One approach and formation is model checking, which consists of a systematically exhaustive exploration of the mathematical model (this is possible for finite models, but also for some infinite models where infinite sets of states can be effectively represented finitely by using abstraction or taking advantage of symmetry). Usually this consists of exploring all states and transitions in the model, by using smart and domain-specific abstraction techniques to consider whole groups of states in a single operation and reduce computing time. Implementation techniques include state space enumeration, symbolic state space enumeration, abstract interpretation, symbolic simulation, abstraction refinement. The properties to be verified are often described in temporal logics, such as linear temporal logic (LTL) or computational tree logic (CTL). The great advantage of model checking is that it is often fully automatic; its primary disadvantage is that it does not in general scale to large systems; symbolic models are typically limited to a few hundred bits of state, while explicit state enumeration requires the state space being explored to be relatively small.
Another approach is deductive verification. It consists of generating from the system and its specifications (and possibly other annotations) a collection of mathematical proof obligations, the truth of which imply conformance of the system to its specification, and discharging these obligations using either interactive theorem provers (such as HOL, ACL2, Isabelle, or Coq), automatic theorem provers, or satisfiability modulo theories (SMT) solvers. This approach has the disadvantage that it typically requires the user to understand in detail why the system works correctly, and to convey this information to the verification system, either in the form of a sequence of theorems to be proved or in the form of specifications of system components (e.g. functions or procedures) and perhaps subcomponents (such as loops or data structures).

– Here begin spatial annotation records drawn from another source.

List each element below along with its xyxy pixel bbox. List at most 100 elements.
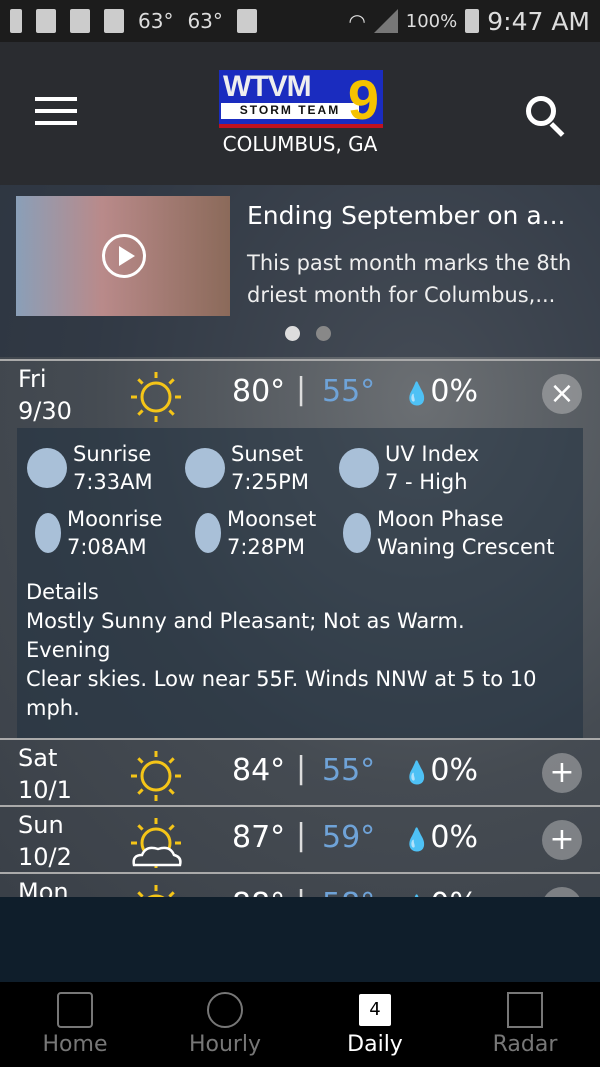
empty-area [0,897,600,982]
map-icon [507,992,543,1028]
moonphase-value: Waning Crescent [377,535,555,559]
logo-text: WTVM [223,70,312,103]
partly-cloudy-icon [130,817,182,869]
battery-icon [465,9,480,33]
logo-number: 9 [347,68,379,131]
battery-100-icon [70,9,90,33]
nav-radar[interactable]: Radar [450,982,600,1067]
menu-icon[interactable] [35,97,77,133]
low-temp: 55° [322,374,376,409]
wifi-icon: ◠ [348,9,366,33]
app-header: WTVM STORM TEAM 9 COLUMBUS, GA [0,42,600,185]
low-temp: 55° [322,753,376,788]
temp-separator: | [296,818,307,853]
day-name: Sat 10/1 [18,744,72,804]
page-dot[interactable] [316,326,331,341]
clock-icon [207,992,243,1028]
status-bar: 63° 63° ◠ 100% 9:47 AM [0,0,600,42]
high-temp: 80° [232,374,286,409]
image-icon [36,9,56,33]
precip: 💧0% [403,753,478,788]
location-label: COLUMBUS, GA [222,132,378,156]
nav-label: Daily [347,1032,403,1057]
uv-value: 7 - High [385,470,468,494]
expand-button[interactable]: + [542,820,582,860]
day-text: Mostly Sunny and Pleasant; Not as Warm. [26,609,465,633]
details-label: Details [26,580,99,604]
precip: 💧0% [403,887,478,897]
raindrop-icon: 💧 [403,761,431,786]
video-thumbnail[interactable] [16,196,230,316]
moonrise-label: Moonrise [67,507,163,531]
day-row[interactable]: Sun 10/2 87° | 59° 💧0% + [0,805,600,871]
sunset-icon [185,448,225,488]
moonphase-label: Moon Phase [377,507,504,531]
logo-sub: STORM TEAM [221,103,359,119]
moonset-label: Moonset [227,507,317,531]
nav-hourly[interactable]: Hourly [150,982,300,1067]
temp-indicator: 63° [138,9,174,33]
high-temp: 84° [232,753,286,788]
nav-label: Home [42,1032,108,1057]
search-icon[interactable] [526,96,556,126]
low-temp: 58° [322,887,375,897]
day-detail-panel: Sunrise 7:33AM Sunset 7:25PM UV Index 7 - H… [17,428,583,738]
expand-button[interactable]: + [542,753,582,793]
high-temp: 87° [232,820,286,855]
signal-icon [373,9,398,33]
wtvm-logo: WTVM STORM TEAM 9 [219,68,383,131]
temp-separator: | [296,885,306,897]
moonset-icon [195,513,221,553]
nav-home[interactable]: Home [0,982,150,1067]
sun-icon [130,371,182,423]
raindrop-icon: 💧 [403,828,431,853]
day-name: Fri 9/30 [18,365,72,425]
nav-label: Radar [492,1032,558,1057]
evening-text: Clear skies. Low near 55F. Winds NNW at … [26,667,537,720]
collapse-button[interactable]: × [542,374,582,414]
low-temp: 59° [322,820,376,855]
calendar-icon: 4 [357,992,393,1028]
day-row[interactable]: Sat 10/1 84° | 55° 💧0% + [0,738,600,804]
moonset-value: 7:28PM [227,535,305,559]
story-title[interactable]: Ending September on a... [247,201,587,230]
moonrise-icon [35,513,61,553]
uv-label: UV Index [385,442,480,466]
clock: 9:47 AM [487,6,590,36]
bottom-nav: Home Hourly 4 Daily Radar [0,982,600,1067]
story-summary: This past month marks the 8th driest mon… [247,251,572,307]
raindrop-icon: 💧 [403,382,431,407]
story-carousel[interactable]: Ending September on a... This past month… [0,185,600,357]
temp-indicator: 63° [187,9,223,33]
temp-separator: | [296,372,307,407]
nav-daily[interactable]: 4 Daily [300,982,450,1067]
play-icon[interactable] [102,234,146,278]
usb-icon [10,9,22,33]
moonrise-value: 7:08AM [67,535,147,559]
home-icon [57,992,93,1028]
day-row[interactable]: Fri 9/30 80° | 55° 💧0% × [0,359,600,425]
sunrise-label: Sunrise [73,442,152,466]
battery-percent: 100% [405,10,458,32]
moon-phase-icon [343,513,371,553]
page-dot[interactable] [285,326,300,341]
precip: 💧0% [403,820,478,855]
day-row[interactable]: Mon 88° | 58° 💧0% + [0,872,600,897]
sun-icon [130,750,182,802]
sunrise-value: 7:33AM [73,470,153,494]
uv-icon [339,448,379,488]
sunset-value: 7:25PM [231,470,309,494]
day-name: Sun 10/2 [18,811,72,871]
day-name: Mon [18,878,69,897]
temp-separator: | [296,751,307,786]
sunrise-icon [27,448,67,488]
clipboard-check-icon [236,9,257,33]
sun-icon [130,884,182,897]
carousel-dots [285,326,331,341]
evening-label: Evening [26,638,111,662]
precip: 💧0% [403,374,478,409]
sd-error-icon [104,9,124,33]
nav-label: Hourly [188,1032,262,1057]
expand-button[interactable]: + [542,887,582,897]
high-temp: 88° [232,887,285,897]
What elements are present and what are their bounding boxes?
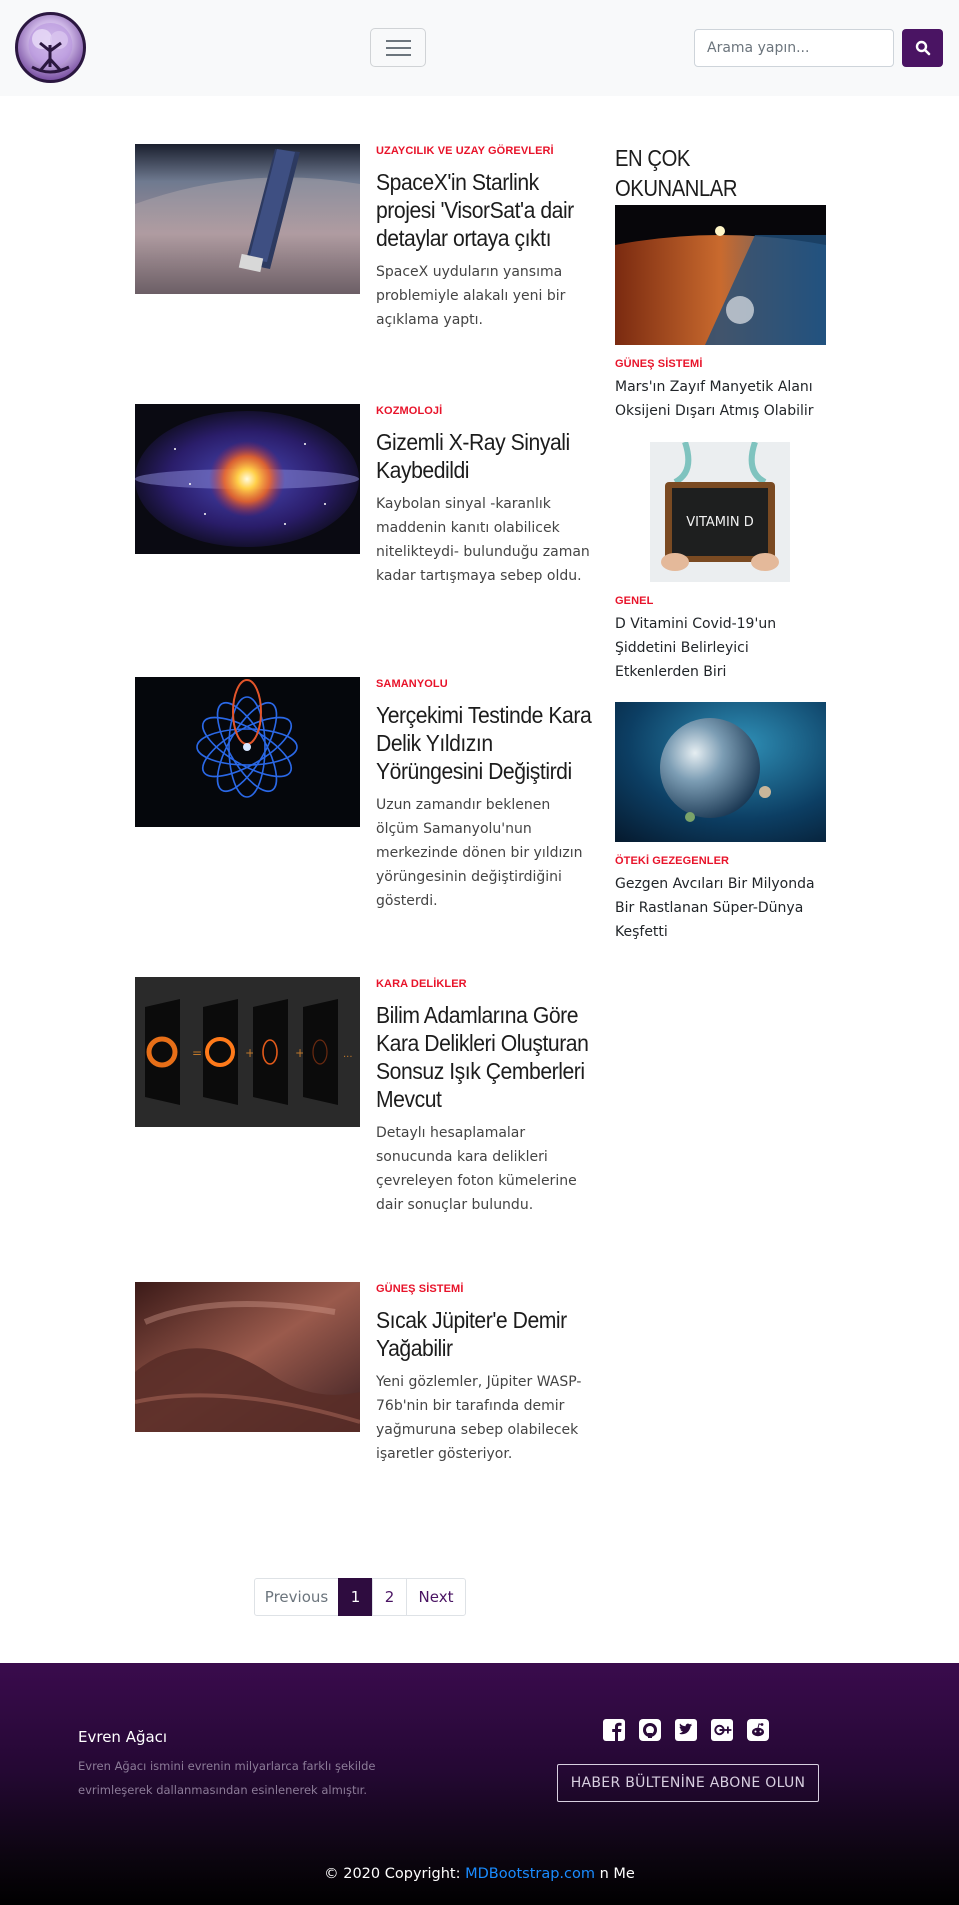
navbar <box>0 0 959 96</box>
google-plus-icon[interactable] <box>711 1719 733 1741</box>
github-icon[interactable] <box>639 1719 661 1741</box>
vitamin-d-board-text: VITAMIN D <box>686 515 753 530</box>
article-title[interactable]: Bilim Adamlarına Göre Kara Delikleri Olu… <box>376 1001 592 1113</box>
search-icon <box>915 40 930 56</box>
sidebar-image-super-earth[interactable] <box>615 702 826 842</box>
footer: Evren Ağacı Evren Ağacı ismini evrenin m… <box>0 1663 959 1905</box>
pagination-previous[interactable]: Previous <box>254 1578 339 1616</box>
copyright-prefix: © 2020 Copyright: <box>324 1866 461 1882</box>
article-title[interactable]: Gizemli X-Ray Sinyali Kaybedildi <box>376 428 592 484</box>
article-card[interactable]: KOZMOLOJİ Gizemli X-Ray Sinyali Kaybedil… <box>135 404 590 634</box>
article-excerpt: Kaybolan sinyal -karanlık maddenin kanıt… <box>376 496 590 584</box>
sidebar-item-title[interactable]: D Vitamini Covid-19'un Şiddetini Belirle… <box>615 612 826 684</box>
pagination-next[interactable]: Next <box>406 1578 466 1616</box>
article-body: UZAYCILIK VE UZAY GÖREVLERİ SpaceX'in St… <box>376 144 591 332</box>
article-body: KARA DELİKLER Bilim Adamlarına Göre Kara… <box>376 977 591 1217</box>
footer-brand: Evren Ağacı <box>78 1728 168 1746</box>
article-image-xray[interactable] <box>135 404 360 554</box>
sidebar-item-title[interactable]: Gezgen Avcıları Bir Milyonda Bir Rastlan… <box>615 872 826 944</box>
search-button[interactable] <box>902 29 943 67</box>
pagination-page-2[interactable]: 2 <box>372 1578 407 1616</box>
article-excerpt: Yeni gözlemler, Jüpiter WASP-76b'nin bir… <box>376 1374 582 1462</box>
logo-tree-icon[interactable] <box>15 12 86 83</box>
sidebar-image-vitamin-d[interactable]: VITAMIN D <box>615 442 826 582</box>
footer-description: Evren Ağacı ismini evrenin milyarlarca f… <box>78 1759 376 1797</box>
sidebar-item-category[interactable]: GENEL <box>615 594 826 608</box>
pagination: Previous 1 2 Next <box>254 1578 466 1616</box>
svg-text:...: ... <box>343 1049 353 1060</box>
sidebar-item[interactable]: ÖTEKİ GEZEGENLER Gezgen Avcıları Bir Mil… <box>615 702 826 944</box>
article-category[interactable]: SAMANYOLU <box>376 677 591 691</box>
article-image-black-hole-rings[interactable]: = + + ... <box>135 977 360 1127</box>
article-image-hot-jupiter[interactable] <box>135 1282 360 1432</box>
article-title[interactable]: SpaceX'in Starlink projesi 'VisorSat'a d… <box>376 168 592 252</box>
svg-text:=: = <box>192 1046 202 1060</box>
copyright-suffix: n Me <box>599 1866 635 1882</box>
twitter-icon[interactable] <box>675 1719 697 1741</box>
facebook-icon[interactable] <box>603 1719 625 1741</box>
article-card[interactable]: SAMANYOLU Yerçekimi Testinde Kara Delik … <box>135 677 592 917</box>
article-card[interactable]: = + + ... KARA DELİKLER Bilim Adamlarına… <box>135 977 589 1227</box>
sidebar-item[interactable]: VITAMIN D GENEL D Vitamini Covid-19'un Ş… <box>615 442 826 684</box>
sidebar-item-title[interactable]: Mars'ın Zayıf Manyetik Alanı Oksijeni Dı… <box>615 375 826 423</box>
article-category[interactable]: KARA DELİKLER <box>376 977 591 991</box>
menu-toggle-button[interactable] <box>370 28 426 67</box>
article-category[interactable]: UZAYCILIK VE UZAY GÖREVLERİ <box>376 144 591 158</box>
sidebar-image-mars[interactable] <box>615 205 826 345</box>
sidebar-title: EN ÇOK OKUNANLAR <box>615 145 738 201</box>
article-image-starlink[interactable] <box>135 144 360 294</box>
copyright: © 2020 Copyright: MDBootstrap.com n Me <box>0 1866 959 1882</box>
search-input[interactable] <box>694 29 894 67</box>
social-links <box>603 1719 783 1741</box>
article-card[interactable]: GÜNEŞ SİSTEMİ Sıcak Jüpiter'e Demir Yağa… <box>135 1282 585 1522</box>
article-title[interactable]: Sıcak Jüpiter'e Demir Yağabilir <box>376 1306 592 1362</box>
article-excerpt: Detaylı hesaplamalar sonucunda kara deli… <box>376 1125 577 1213</box>
hamburger-icon-bar <box>386 47 411 49</box>
newsletter-subscribe-button[interactable]: HABER BÜLTENİNE ABONE OLUN <box>557 1764 819 1802</box>
article-body: SAMANYOLU Yerçekimi Testinde Kara Delik … <box>376 677 592 913</box>
article-body: GÜNEŞ SİSTEMİ Sıcak Jüpiter'e Demir Yağa… <box>376 1282 591 1466</box>
article-category[interactable]: GÜNEŞ SİSTEMİ <box>376 1282 591 1296</box>
article-card[interactable]: UZAYCILIK VE UZAY GÖREVLERİ SpaceX'in St… <box>135 144 585 344</box>
article-body: KOZMOLOJİ Gizemli X-Ray Sinyali Kaybedil… <box>376 404 591 588</box>
article-category[interactable]: KOZMOLOJİ <box>376 404 591 418</box>
hamburger-icon-bar <box>386 54 411 56</box>
hamburger-icon <box>386 40 411 42</box>
article-excerpt: Uzun zamandır beklenen ölçüm Samanyolu'n… <box>376 797 583 909</box>
article-excerpt: SpaceX uyduların yansıma problemiyle ala… <box>376 264 566 328</box>
most-read-sidebar: EN ÇOK OKUNANLAR GÜNEŞ SİSTEMİ Mars'ın Z… <box>615 143 826 940</box>
article-title[interactable]: Yerçekimi Testinde Kara Delik Yıldızın Y… <box>376 701 592 785</box>
sidebar-item[interactable]: GÜNEŞ SİSTEMİ Mars'ın Zayıf Manyetik Ala… <box>615 205 826 423</box>
pagination-page-1[interactable]: 1 <box>338 1578 373 1616</box>
sidebar-item-category[interactable]: GÜNEŞ SİSTEMİ <box>615 357 826 371</box>
reddit-icon[interactable] <box>747 1719 769 1741</box>
sidebar-item-category[interactable]: ÖTEKİ GEZEGENLER <box>615 854 826 868</box>
article-image-orbit[interactable] <box>135 677 360 827</box>
copyright-link[interactable]: MDBootstrap.com <box>465 1866 595 1882</box>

Formal verification for software
Logical inference for the formal verification of software can be further divided into:
the more traditional 1970s approach in which code is first written in the usual way, and subsequently proven correct in a separate step;
dependently typed programming, in which the types of functions include (at least part of) those functions' specifications, and type-checking the code establishes its correctness against those specifications. Fully featured dependently typed languages support the first approach as a special case.
Verification is one aspect of testing a product's fitness for purpose. Validation is the complementary aspect. Often one refers to the overall checking process as V & V.
Validation: "Are we trying to make the right thing?", i.e., is the product specified to the user's actual needs?
Verification: "Have we made what we were trying to make?", i.e., does the product conform to the specifications?
The verification process consists of static/structural and dynamic/behavioral aspects. E.g., for a software product one can inspect the source code (static) and run against specific test cases (dynamic). Validation usually can be done only dynamically, i.e., the product is tested by putting it through typical and atypical usages ("Does it satisfactorily meet all use cases?").
The growth in complexity of designs increases the importance of formal verification techniques in the hardware industry. At present, formal verification is used by most or all leading hardware companies, but its use in the software industry is still languishing. This could be attributed to the greater need in the hardware industry, where errors have greater commercial significance. Because of the potential subtle interactions between components, it is increasingly difficult to exercise a realistic set of possibilities by simulation. Important aspects of hardware design are amenable to automated proof methods, making formal verification easier to introduce and more productive.